Der Wahlsieg Issoufous habe die Opposition extrem geschwächt, so van Walraven. Der Experte hält es auch für kommende Wahlen für unwahrscheinlich, dass andere Parteien an die Reihe kommen - und genau das sei auch das Ziel der regierenden Nigrischen Partei für Demokratie und Sozialismus (PNDS): "Politik ist ein Spiel und die gegenwärtige Regierung zeigt schon einige autoritäre Reflexe", so van Walraven.

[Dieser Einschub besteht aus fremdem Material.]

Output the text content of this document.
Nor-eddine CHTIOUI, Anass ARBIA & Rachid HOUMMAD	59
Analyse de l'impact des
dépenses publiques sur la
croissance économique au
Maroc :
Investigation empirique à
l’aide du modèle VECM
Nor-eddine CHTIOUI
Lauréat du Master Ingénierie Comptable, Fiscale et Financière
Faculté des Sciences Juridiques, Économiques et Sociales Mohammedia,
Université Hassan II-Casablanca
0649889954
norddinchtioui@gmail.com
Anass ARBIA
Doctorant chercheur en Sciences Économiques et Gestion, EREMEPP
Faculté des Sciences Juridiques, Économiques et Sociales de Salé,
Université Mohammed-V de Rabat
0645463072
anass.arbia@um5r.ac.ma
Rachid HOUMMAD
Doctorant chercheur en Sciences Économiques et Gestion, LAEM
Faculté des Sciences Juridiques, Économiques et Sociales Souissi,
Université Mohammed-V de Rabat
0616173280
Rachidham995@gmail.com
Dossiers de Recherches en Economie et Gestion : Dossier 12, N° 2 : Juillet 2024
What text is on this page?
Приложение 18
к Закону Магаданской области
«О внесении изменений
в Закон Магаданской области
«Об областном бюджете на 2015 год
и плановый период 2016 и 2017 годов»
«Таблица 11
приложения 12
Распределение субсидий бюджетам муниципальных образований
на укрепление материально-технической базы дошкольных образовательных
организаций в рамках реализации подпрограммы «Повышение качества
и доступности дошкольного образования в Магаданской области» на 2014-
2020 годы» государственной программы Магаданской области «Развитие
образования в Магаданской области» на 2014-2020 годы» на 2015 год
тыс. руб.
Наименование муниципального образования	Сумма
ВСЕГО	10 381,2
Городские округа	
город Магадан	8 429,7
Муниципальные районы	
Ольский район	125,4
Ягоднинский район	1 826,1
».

Amadou glänzt mit Abwesenheit
Amadous Anwalt Boubacar Mossi glaubt, dass sein Mandant schikaniert wird. "Es ist offensichtlich, dass man ihn vernichten will", so Mossi im DW-Interview. Amadou sei nach seiner Rückkehr in den Niger ohne Haftbefehl festgenommen worden und habe mehrere Monate im Gefängnis gesessen, ohne einem Richter vorgeführt zu werden: "Das ist Willkür." Mossi appelliert an das Gericht: "Wenn die Justiz unabhängig ist, wird sie meinen Mandanten von jeglichem Verdacht freisprechen. Die Entscheidung liegt in den Händen des Richters."
Die Justiz im Niger sei weitgehend unabhängig und ließe sich nicht von der Politik sagen, was zu tun sei, so van Walravens Einschätzung. Sollte Amadou verurteilt werden, müsste Niger zunächst ein Auslieferungsgesuch an Frankreich stellen: Dort hält sich der Oppositionspolitiker derzeit auf und wird voraussichtlich auch während des Prozesses mit Abwesenheit glänzen.